When every finger swipe brings a response of colors, shapes and sounds a child’s brain responds gleefully with the neurotransmitter dopamine: the key component associated with feelings of pleasure. So when dopamine hits the brain, a child can feel almost addictive. Hence when a child gets too used to an immediate stimuli response, s/he will learn to always prefer smartphone-style interaction—immediate gratification and response— instead of real-world connection. Despite the dangers these gadgets pose during early years of a child, they are still pretty much beneficial after a certain age. According to the doctors, once the child crosses two years, limited exposure is ok. The operative still is limited, maximum of one hour. This will help develop coordination, improve quick responses and in some cases also sharpen language skills, if the gadget is used properly under supervision of the parents. Still using smartphone should be minimum. Just remember it can never stand in for real life interactions. Despite everything, using these gadgets is not always bad.
Wean the kids
The market is flooded with educational apps and TV shows that are beneficial to the children to sharpen their developing brains and sharpen their communication skills. Still parents need to be very careful. Several troubling studies connect delayed cognitive development in very young children with extended exposure to electronic media. There are a few things parents can do to make the best use of the available gadgets for their children.
For starters make sure your child does not spend exceeding large amount of time in front of electronic media. Combined with this I request you not to let your two year old play regularly with your iPad or have toys that involve touch screen. Please do understand, between birth and age three, a child’s brain develops very quickly and is very sensitive to the environment around them. This period is also called the critical period, because the changes taking place in the brain during these first years become the permanent foundation upon which all later brain function is built. So if the damage takes place during these crucial periods, its result can affect the child forever.

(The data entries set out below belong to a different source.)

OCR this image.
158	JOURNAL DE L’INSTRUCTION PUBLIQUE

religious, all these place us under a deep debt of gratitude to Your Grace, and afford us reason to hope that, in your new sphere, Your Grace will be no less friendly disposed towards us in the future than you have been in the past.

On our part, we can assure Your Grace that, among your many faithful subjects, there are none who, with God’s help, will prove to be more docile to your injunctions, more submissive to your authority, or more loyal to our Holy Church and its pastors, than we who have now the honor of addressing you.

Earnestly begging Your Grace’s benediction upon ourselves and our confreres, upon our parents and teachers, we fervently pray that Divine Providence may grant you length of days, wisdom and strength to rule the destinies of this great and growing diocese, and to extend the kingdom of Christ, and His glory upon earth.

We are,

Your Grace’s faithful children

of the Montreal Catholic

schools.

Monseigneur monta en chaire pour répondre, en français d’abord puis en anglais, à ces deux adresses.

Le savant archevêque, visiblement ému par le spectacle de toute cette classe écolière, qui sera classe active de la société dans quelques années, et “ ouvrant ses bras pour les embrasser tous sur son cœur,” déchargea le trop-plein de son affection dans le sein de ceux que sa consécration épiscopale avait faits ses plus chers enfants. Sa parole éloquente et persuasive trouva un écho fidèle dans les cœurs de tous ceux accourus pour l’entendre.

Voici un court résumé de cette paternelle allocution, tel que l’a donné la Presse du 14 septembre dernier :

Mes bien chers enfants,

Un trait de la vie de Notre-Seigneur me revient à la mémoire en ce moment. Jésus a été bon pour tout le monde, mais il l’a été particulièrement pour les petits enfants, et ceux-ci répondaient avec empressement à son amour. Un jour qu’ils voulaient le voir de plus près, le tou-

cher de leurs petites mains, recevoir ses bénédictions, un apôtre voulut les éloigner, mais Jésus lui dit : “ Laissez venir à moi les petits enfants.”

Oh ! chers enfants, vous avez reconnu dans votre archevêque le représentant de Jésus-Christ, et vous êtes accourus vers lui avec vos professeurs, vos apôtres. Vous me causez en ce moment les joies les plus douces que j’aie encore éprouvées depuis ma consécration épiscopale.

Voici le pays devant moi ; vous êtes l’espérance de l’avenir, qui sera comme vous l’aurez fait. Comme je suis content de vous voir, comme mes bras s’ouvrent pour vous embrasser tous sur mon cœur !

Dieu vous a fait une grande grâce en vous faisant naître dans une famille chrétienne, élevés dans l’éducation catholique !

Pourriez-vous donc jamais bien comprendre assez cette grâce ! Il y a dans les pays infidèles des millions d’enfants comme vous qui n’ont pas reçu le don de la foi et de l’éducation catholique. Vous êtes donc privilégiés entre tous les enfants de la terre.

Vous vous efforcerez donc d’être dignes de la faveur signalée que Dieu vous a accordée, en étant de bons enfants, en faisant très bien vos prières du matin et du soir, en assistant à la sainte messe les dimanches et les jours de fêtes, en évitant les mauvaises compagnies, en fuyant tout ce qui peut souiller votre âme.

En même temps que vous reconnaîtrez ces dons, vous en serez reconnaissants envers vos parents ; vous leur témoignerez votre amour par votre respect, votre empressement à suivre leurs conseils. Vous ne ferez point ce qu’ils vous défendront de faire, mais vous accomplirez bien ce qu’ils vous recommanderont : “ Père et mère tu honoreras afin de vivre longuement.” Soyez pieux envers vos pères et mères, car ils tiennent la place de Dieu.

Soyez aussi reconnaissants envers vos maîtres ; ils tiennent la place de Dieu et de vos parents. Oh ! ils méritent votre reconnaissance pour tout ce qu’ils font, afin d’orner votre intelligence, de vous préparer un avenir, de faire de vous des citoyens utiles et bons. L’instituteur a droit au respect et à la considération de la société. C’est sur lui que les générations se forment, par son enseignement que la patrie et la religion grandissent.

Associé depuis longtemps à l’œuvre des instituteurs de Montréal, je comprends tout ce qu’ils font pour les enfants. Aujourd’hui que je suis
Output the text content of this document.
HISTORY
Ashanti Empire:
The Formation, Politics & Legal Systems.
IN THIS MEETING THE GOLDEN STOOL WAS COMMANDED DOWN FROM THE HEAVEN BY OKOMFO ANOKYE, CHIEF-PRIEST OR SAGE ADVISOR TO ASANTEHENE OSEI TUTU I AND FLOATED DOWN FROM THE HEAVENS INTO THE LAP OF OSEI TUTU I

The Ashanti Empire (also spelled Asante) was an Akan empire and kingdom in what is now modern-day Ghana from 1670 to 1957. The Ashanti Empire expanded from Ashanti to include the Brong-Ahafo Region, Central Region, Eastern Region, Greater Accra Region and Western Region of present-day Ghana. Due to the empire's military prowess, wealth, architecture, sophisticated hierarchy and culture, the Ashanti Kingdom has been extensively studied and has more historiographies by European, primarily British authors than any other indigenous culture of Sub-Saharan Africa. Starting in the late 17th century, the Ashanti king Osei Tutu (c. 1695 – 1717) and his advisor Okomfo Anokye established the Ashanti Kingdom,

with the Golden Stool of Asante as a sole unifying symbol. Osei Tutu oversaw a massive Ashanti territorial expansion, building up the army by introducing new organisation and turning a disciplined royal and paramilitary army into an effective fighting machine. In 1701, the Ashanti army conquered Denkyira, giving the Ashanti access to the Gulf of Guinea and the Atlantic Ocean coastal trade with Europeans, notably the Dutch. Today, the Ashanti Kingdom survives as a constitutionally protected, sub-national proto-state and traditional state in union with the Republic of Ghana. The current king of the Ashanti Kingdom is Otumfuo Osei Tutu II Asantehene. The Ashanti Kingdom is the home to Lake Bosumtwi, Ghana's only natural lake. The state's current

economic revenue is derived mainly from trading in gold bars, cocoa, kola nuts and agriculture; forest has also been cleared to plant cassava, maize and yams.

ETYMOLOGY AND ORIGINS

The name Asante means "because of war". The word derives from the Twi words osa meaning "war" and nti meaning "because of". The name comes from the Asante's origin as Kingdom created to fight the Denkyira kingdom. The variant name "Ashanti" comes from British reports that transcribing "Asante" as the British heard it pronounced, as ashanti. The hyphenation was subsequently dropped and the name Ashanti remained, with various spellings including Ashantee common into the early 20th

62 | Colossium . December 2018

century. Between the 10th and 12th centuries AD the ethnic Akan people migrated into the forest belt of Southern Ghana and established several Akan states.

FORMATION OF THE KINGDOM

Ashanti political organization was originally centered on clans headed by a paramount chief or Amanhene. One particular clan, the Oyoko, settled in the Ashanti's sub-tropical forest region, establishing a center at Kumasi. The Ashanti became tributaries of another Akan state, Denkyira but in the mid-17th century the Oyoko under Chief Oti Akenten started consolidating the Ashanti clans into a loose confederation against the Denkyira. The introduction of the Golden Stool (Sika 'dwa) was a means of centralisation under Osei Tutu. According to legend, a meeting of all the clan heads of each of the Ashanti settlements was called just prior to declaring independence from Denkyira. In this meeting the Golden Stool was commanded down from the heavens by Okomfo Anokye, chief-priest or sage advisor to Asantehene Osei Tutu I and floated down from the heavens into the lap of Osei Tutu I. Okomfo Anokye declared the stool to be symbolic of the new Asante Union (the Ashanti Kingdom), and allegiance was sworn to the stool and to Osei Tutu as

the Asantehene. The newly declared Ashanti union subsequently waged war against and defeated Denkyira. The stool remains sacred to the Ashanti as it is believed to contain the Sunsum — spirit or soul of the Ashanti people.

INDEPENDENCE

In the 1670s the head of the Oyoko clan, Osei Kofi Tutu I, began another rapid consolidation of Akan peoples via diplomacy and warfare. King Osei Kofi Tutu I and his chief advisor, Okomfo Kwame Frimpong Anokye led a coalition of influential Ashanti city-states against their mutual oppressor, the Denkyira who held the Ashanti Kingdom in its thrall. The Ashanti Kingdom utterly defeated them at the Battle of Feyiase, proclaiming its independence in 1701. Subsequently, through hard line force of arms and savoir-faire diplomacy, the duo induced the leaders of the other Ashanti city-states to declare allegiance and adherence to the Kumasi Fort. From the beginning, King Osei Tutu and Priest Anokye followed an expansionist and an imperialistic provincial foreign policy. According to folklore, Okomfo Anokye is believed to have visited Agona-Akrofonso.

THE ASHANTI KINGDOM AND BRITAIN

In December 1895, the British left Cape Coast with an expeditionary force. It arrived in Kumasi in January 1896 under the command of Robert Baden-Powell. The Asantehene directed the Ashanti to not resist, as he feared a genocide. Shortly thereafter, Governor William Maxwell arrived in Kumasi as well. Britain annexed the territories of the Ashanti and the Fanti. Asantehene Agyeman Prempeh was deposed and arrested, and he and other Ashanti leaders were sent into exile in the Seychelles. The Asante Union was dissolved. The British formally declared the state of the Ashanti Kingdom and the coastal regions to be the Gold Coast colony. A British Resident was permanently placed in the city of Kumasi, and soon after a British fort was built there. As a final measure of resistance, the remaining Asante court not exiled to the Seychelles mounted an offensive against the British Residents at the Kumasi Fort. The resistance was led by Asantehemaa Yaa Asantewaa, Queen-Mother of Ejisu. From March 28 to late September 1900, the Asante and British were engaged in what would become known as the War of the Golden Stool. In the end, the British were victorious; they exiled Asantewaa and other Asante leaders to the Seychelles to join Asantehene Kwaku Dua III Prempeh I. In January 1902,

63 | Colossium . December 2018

Finally, those parents who opt for providing more screen time to their children in an effort to give them an educational edge may be doing significantly more harm than good to their children. If you are indeed doing so, please allocate screen time for your children according to their age and their need. You also need to make a plan as to how the gadgets are used, where they are used, how long and for what purpose. It’s really up to you to cultivate healthy habits regarding the use of these devices. My advice to the parents is to remember to power off your gadgets regularly to help your children understand the clear boundaries between real life and the virtual world. That is not very difficult, right parents?